Nineteenth-century science was, as General Smuts happily describes it, " a system of purified, glorified common sense." The twentieth century is rapidly formulating a philosophy at which common sense can only stare and gasp. Our physicists have penetrated within the atom, and have revealed an ultra-microscopic world in which the very laws of thought themselves seem no longer to be adequate swimming-bladders for the inquirer. Minkowski's revolutionary notion of space- time—compounded in some mysterious way of time and space, but hardly of either the time or the space known to common sense—has led to Einstein's theory of relativity, and so to a wholly new conception of " the basic structure of the world." The quantum theory, asserting the granular or discrete structure of energy, has still further obscured the old common-sense views. The general acceptance of the facts of organic evolution has brought about " a far-reaching change in our outlook on the universe and our sense of values." We would specially call attention to General Smuts's strikingly original comparison of the quantum with life itself ; both, as he points out, are types of organization rather than actual entities, and both have the singular property of exhibiting themselves only as wholes ; there is no such thing as a fragment of life or a fraction of a quantum.
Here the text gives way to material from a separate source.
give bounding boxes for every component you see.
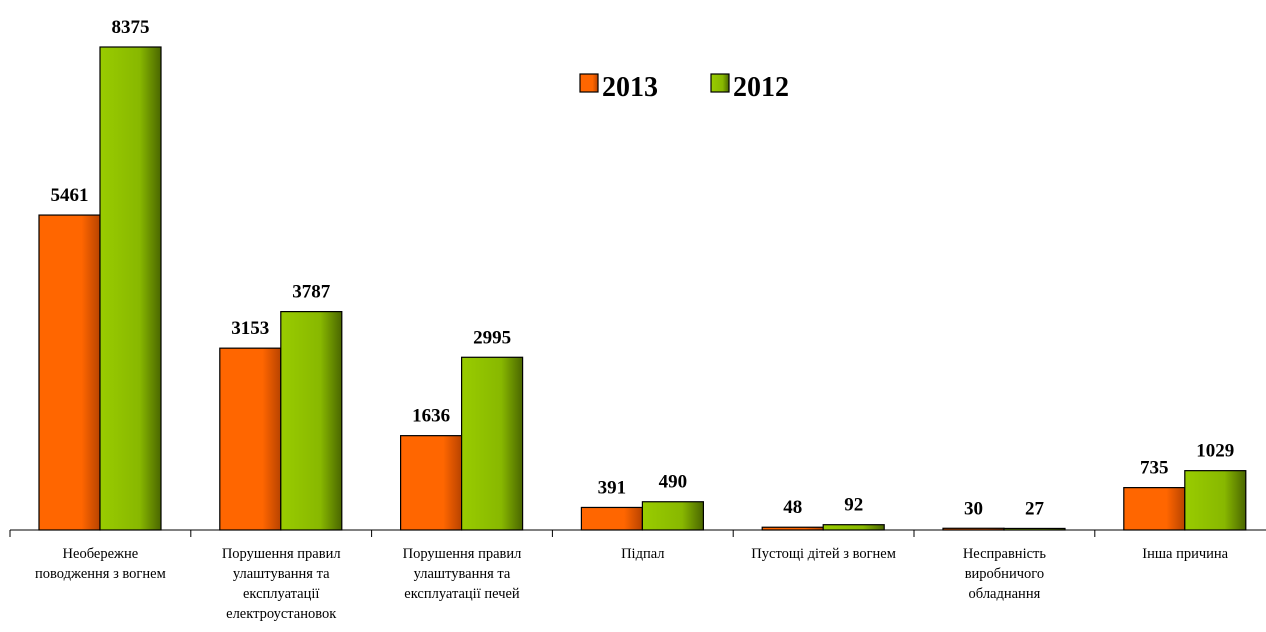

We cannot follow General Smuts through the consequent development of his well-known and extremely suggestive holistic theory, which all thinkers should read for themselves. But we must note his cheering conclusion that life and mind are not, as some of the latest astronomers seem to suggest, mere casual accidents in the growth of an inconsiderable planet. We are privileged to be " spectators of what is perhaps the grandest event in the immeasurable history of our universe—the birth or revelation of a new world."